In sub-Saharan Africa, PRS will take a close look at the risk profile in Botswana, which has long been seen as one of the region’s safer investment destinations. Our report looks at what the government plans to do to wean the country off its reliance on diamond mining—which accounts for one-fifth of GDP and one-third of budget revenue, and is also the main source of foreign exchange earnings—as part of a broader assessment of the reforms the country requires to sustain its favorable macro-fiscal metrics.
PRS will also examine recent developments in Angola, which is struggling to maintain its creditworthiness as the negative oil-price shock is fueling a balance of payments crisis. Analysis will include an assessment of the prospects for relief from the liquidity squeeze that is creating problems for the corporate sector, and an examination of the turmoil risks associated with building socioeconomic stresses and the potential for an escalation of violence in Cabinda Province, where separatist rebels sense an opportunity to exploit the government’s troubles to further their cause.

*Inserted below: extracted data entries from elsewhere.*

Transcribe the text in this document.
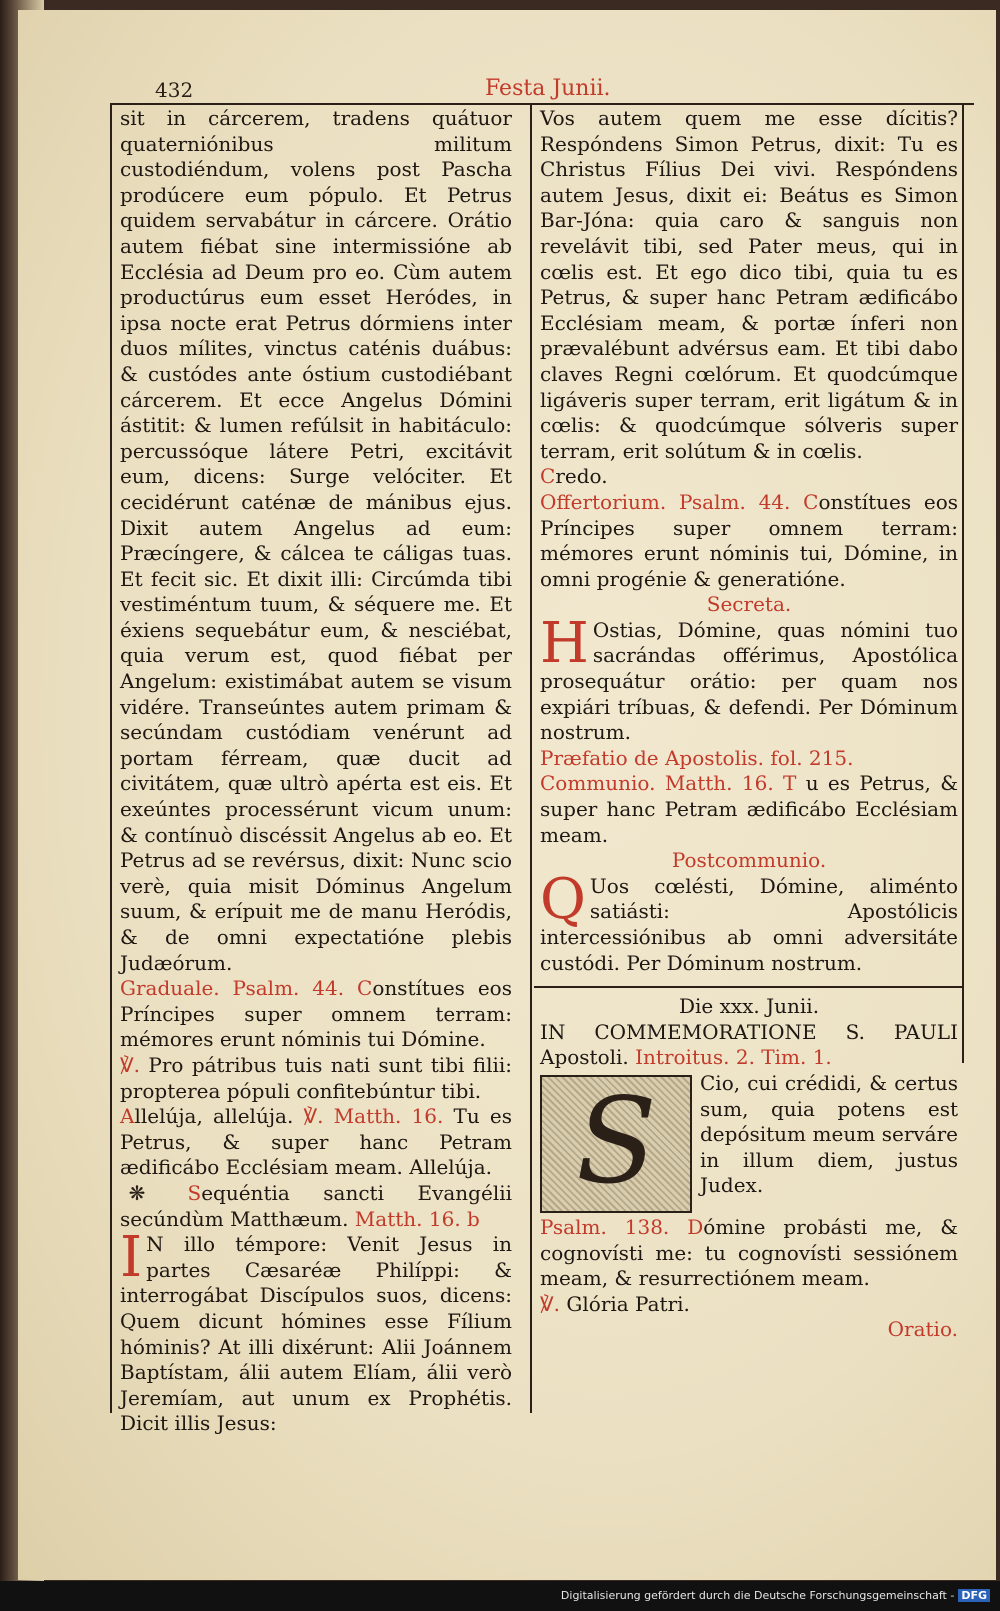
432	Festa Junii.

sit in cárcerem, tradens quátuor quaterniónibus militum custodiéndum, volens post Pascha prodúcere eum pópulo. Et Petrus quidem servabátur in cárcere. Orátio autem fiébat sine intermissióne ab Ecclésia ad Deum pro eo. Cùm autem productúrus eum esset Heródes, in ipsa nocte erat Petrus dórmiens inter duos mílites, vinctus caténis duábus: & custódes ante óstium custodiébant cárcerem. Et ecce Angelus Dómini ástitit: & lumen refúlsit in habitáculo: percussóque látere Petri, excitávit eum, dicens: Surge velóciter. Et cecidérunt caténæ de mánibus ejus. Dixit autem Angelus ad eum: Præcíngere, & cálcea te cáligas tuas. Et fecit sic. Et dixit illi: Circúmda tibi vestiméntum tuum, & séquere me. Et éxiens sequebátur eum, & nesciébat, quia verum est, quod fiébat per Angelum: existimábat autem se visum vidére. Transeúntes autem primam & secúndam custódiam venérunt ad portam férream, quæ ducit ad civitátem, quæ ultrò apérta est eis. Et exeúntes processérunt vicum unum: & contínuò discéssit Angelus ab eo. Et Petrus ad se revérsus, dixit: Nunc scio verè, quia misit Dóminus Angelum suum, & erípuit me de manu Heródis, & de omni expectatióne plebis Judæórum.

Graduale. Psalm. 44. Constítues eos Príncipes super omnem terram: mémores erunt nóminis tui Dómine.

℣. Pro pátribus tuis nati sunt tibi filii: propterea pópuli confitebúntur tibi.

Allelúja, allelúja. ℣. Matth. 16. Tu es Petrus, & super hanc Petram ædificábo Ecclésiam meam. Allelúja.

❋ Sequéntia sancti Evangélii secúndùm Matthæum. Matth. 16. b

I N illo témpore: Venit Jesus in partes Cæsaréæ Philíppi: & interrogábat Discípulos suos, dicens: Quem dicunt hómines esse Fílium hóminis? At illi dixérunt: Alii Joánnem Baptístam, álii autem Elíam, álii verò Jeremíam, aut unum ex Prophétis. Dicit illis Jesus:

Vos autem quem me esse dícitis? Respóndens Simon Petrus, dixit: Tu es Christus Fílius Dei vivi. Respóndens autem Jesus, dixit ei: Beátus es Simon Bar-Jóna: quia caro & sanguis non revelávit tibi, sed Pater meus, qui in cœlis est. Et ego dico tibi, quia tu es Petrus, & super hanc Petram ædificábo Ecclésiam meam, & portæ ínferi non prævalébunt advérsus eam. Et tibi dabo claves Regni cœlórum. Et quodcúmque ligáveris super terram, erit ligátum & in cœlis: & quodcúmque sólveris super terram, erit solútum & in cœlis.

Credo.

Offertorium. Psalm. 44. Constítues eos Príncipes super omnem terram: mémores erunt nóminis tui, Dómine, in omni progénie & generatióne.

Secreta.

H Ostias, Dómine, quas nómini tuo sacrándas offérimus, Apostólica prosequátur orátio: per quam nos expiári tríbuas, & defendi. Per Dóminum nostrum.

Præfatio de Apostolis. fol. 215.

Communio. Matth. 16. T u es Petrus, & super hanc Petram ædificábo Ecclésiam meam.

Postcommunio.

Q Uos cœlésti, Dómine, aliménto satiásti: Apostólicis intercessiónibus ab omni adversitáte custódi. Per Dóminum nostrum.

Die xxx. Junii.

IN COMMEMORATIONE S. PAULI Apostoli. Introitus. 2. Tim. 1.

S Cio, cui crédidi, & certus sum, quia potens est depósitum meum serváre in illum diem, justus Judex.

Psalm. 138. Dómine probásti me, & cognovísti me: tu cognovísti sessiónem meam, & resurrectiónem meam.

℣. Glória Patri.

Oratio.

Digitalisierung gefördert durch die Deutsche Forschungsgemeinschaft - DFG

Kenya has entered a tense election season marked by concerns over voter fraud and violence between rival ethnic and political groups. President Uhuru Kenyatta remains the favorite to win a second term in office at the elections scheduled for August 2017, but the opposition led by Raila Odinga will attack the government’s poor record in fighting corruption and strengthening the rule of law. Kenya’s elections are traditionally marred by violence, but a cross-party agreement on reforming the electoral commission marks a major step toward reducing the risk of repeat of the widespread and deadly political violence that followed elections held in late 2007.

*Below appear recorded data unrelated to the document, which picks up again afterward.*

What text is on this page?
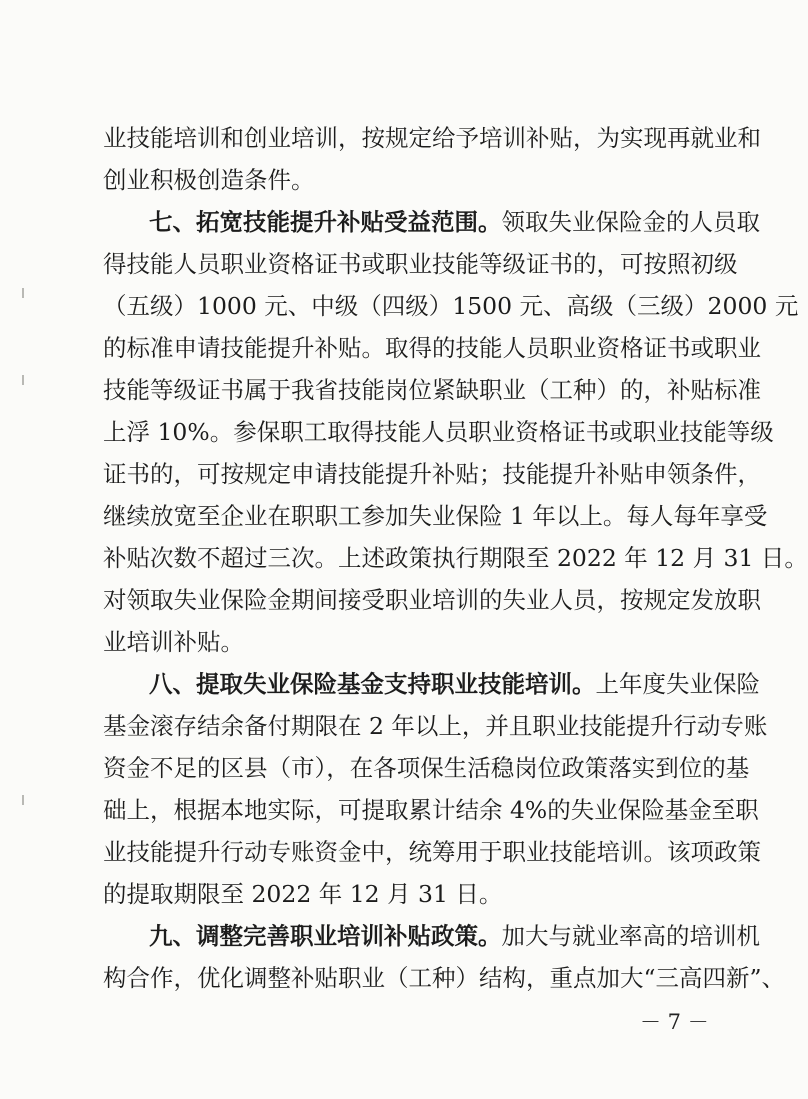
业技能培训和创业培训，按规定给予培训补贴，为实现再就业和
创业积极创造条件。
七、拓宽技能提升补贴受益范围。领取失业保险金的人员取
得技能人员职业资格证书或职业技能等级证书的，可按照初级
（五级）1000 元、中级（四级）1500 元、高级（三级）2000 元
的标准申请技能提升补贴。取得的技能人员职业资格证书或职业
技能等级证书属于我省技能岗位紧缺职业（工种）的，补贴标准
上浮 10%。参保职工取得技能人员职业资格证书或职业技能等级
证书的，可按规定申请技能提升补贴；技能提升补贴申领条件，
继续放宽至企业在职职工参加失业保险 1 年以上。每人每年享受
补贴次数不超过三次。上述政策执行期限至 2022 年 12 月 31 日。
对领取失业保险金期间接受职业培训的失业人员，按规定发放职
业培训补贴。
八、提取失业保险基金支持职业技能培训。上年度失业保险
基金滚存结余备付期限在 2 年以上，并且职业技能提升行动专账
资金不足的区县（市），在各项保生活稳岗位政策落实到位的基
础上，根据本地实际，可提取累计结余 4%的失业保险基金至职
业技能提升行动专账资金中，统筹用于职业技能培训。该项政策
的提取期限至 2022 年 12 月 31 日。
九、调整完善职业培训补贴政策。加大与就业率高的培训机
构合作，优化调整补贴职业（工种）结构，重点加大“三高四新”、
－ 7 －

Kenya’s economy is a top regional performer forecast to expand by 6% in 2016. Inflation remains within the 5+/- 2.5% target range, and the central bank holds foreign reserves equivalent to 5.2 months of import cover. However, another expansionary budget for 2016/17 has highlighted mid-term concerns over the pace of external debt accumulation. Populist measures will also be of concern in the election season, such as the imposition in September of a cap on commercial lending rates at 400 basis points above the central bank’s benchmark rate.

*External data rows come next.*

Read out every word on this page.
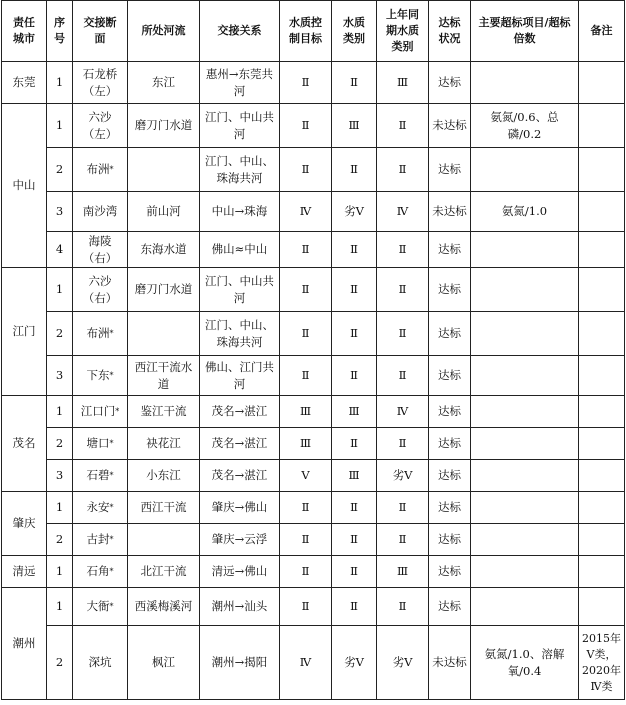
责任城市	序号	交接断面	所处河流	交接关系	水质控制目标	水质类别	上年同期水质类别	达标状况	主要超标项目/超标倍数	备注
东莞	1	石龙桥（左）	东江	惠州→东莞共河	Ⅱ	Ⅱ	Ⅲ	达标		
中山	1	六沙（左）	磨刀门水道	江门、中山共河	Ⅱ	Ⅲ	Ⅱ	未达标	氨氮/0.6、总磷/0.2	
	2	布洲 *		江门、中山、珠海共河	Ⅱ	Ⅱ	Ⅱ	达标		
	3	南沙湾	前山河	中山→珠海	Ⅳ	劣Ⅴ	Ⅳ	未达标	氨氮/1.0	
	4	海陵（右）	东海水道	佛山≈中山	Ⅱ	Ⅱ	Ⅱ	达标		
江门	1	六沙（右）	磨刀门水道	江门、中山共河	Ⅱ	Ⅱ	Ⅱ	达标		
	2	布洲 *		江门、中山、珠海共河	Ⅱ	Ⅱ	Ⅱ	达标		
	3	下东 *	西江干流水道	佛山、江门共河	Ⅱ	Ⅱ	Ⅱ	达标		
茂名	1	江口门 *	鉴江干流	茂名→湛江	Ⅲ	Ⅲ	Ⅳ	达标		
	2	塘口 *	袂花江	茂名→湛江	Ⅲ	Ⅱ	Ⅱ	达标		
	3	石碧 *	小东江	茂名→湛江	Ⅴ	Ⅲ	劣Ⅴ	达标		
肇庆	1	永安 *	西江干流	肇庆→佛山	Ⅱ	Ⅱ	Ⅱ	达标		
	2	古封 *		肇庆→云浮	Ⅱ	Ⅱ	Ⅱ	达标		
清远	1	石角 *	北江干流	清远→佛山	Ⅱ	Ⅱ	Ⅲ	达标		
潮州	1	大衙 *	西溪梅溪河	潮州→汕头	Ⅱ	Ⅱ	Ⅱ	达标		
	2	深坑	枫江	潮州→揭阳	Ⅳ	劣Ⅴ	劣Ⅴ	未达标	氨氮/1.0、溶解氧/0.4	2015年Ⅴ类，2020年Ⅳ类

In Asia, we return to Singapore this month to focus on the succession plan for Prime Minister Lee Hsien Loon, who has indicated he will step down after the next parliamentary elections are held in little more than four years’ time, but is now in his mid-60s, has previously had cancer and suffered a sudden, but brief, collapse recently on live television. Our report looks at who might take over, while assessing the risk of instability in what has been hitherto one of the world’s most investor-friendly business domains, as the governing People’s Action Party (PAP) seeks to protect its own authority, which has gone largely unchallenged over the more than 50 years since independence. Our report looks at the political reforms to be ushered in prior to the next presidential elections due by August 2017, and evaluates the implications of the passage of other controversial legislation, including most recently the Administration of Justice (Protection) Bill. Our report rounds out by gauging the effectiveness of investor regulation in the light of a recent private oil company default, and the prospects for real GDP growth and other economic indicators affected by various global and regional risks.